Fri, May 24, 4:00 to 5:30pm, TBA

Abstract

Trans-exclusionary lesbian feminist imaginaries in Mexico have long been haunted by the specter of trans*: a menacing, phantasmatic presence intent on consummating a silent and silencing lesbicide-by-attrition. Transness, the story goes, weaponizes heterosexuality by raping the lesbian out of ciswomen who engage in erotic partnerships with translesbians and by heteromasculinizing (former) butch cislesbians. Although both of these discursive strategies identify coerced heterosexualization as the primary tool deployed by transness in the war of attrition against lesbians, their affective registers are exceedingly dissimilar. Discursively, the affective and temporal lenses through which tranlesbians tend to be read by trans-exclusionary lesbian feminism are fear and anxiety (both future-oriented affects), whereas the affective optic through which transmasculinities are scrutinized primarily involves grief, mourning, and nostalgia (all of which involve predominantly past-oriented temporalities).
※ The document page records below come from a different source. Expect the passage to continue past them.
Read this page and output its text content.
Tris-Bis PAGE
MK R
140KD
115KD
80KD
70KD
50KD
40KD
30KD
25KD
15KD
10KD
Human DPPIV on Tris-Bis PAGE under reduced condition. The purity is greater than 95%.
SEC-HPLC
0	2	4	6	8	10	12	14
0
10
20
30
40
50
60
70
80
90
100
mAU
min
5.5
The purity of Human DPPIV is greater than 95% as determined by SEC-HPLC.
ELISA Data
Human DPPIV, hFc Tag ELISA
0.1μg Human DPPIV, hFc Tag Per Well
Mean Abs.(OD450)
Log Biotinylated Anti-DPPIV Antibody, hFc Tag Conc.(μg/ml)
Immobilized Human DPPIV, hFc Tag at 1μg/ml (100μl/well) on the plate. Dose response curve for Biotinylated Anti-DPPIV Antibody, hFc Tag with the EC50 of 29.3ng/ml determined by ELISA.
Although this inquiry certainly addresses the affective mechanisms that permeate trans-exclusionary lesbian feminism, it focuses its attention on the affective responses, reorientations, and resistances engaged in by the nostalgized subjects-turned-objects of the trans-exclusionary lesbian feminist gaze: transmen and non-binary transmasculine subjects who, at one point or another, inhabit(ed) lesbian feminist spaces. As such, it maps out the transmasculine affective topographies that emerge in response and resistance to being homed, unhomed, and rehomed in/from/by lesbian feminist imaginaries.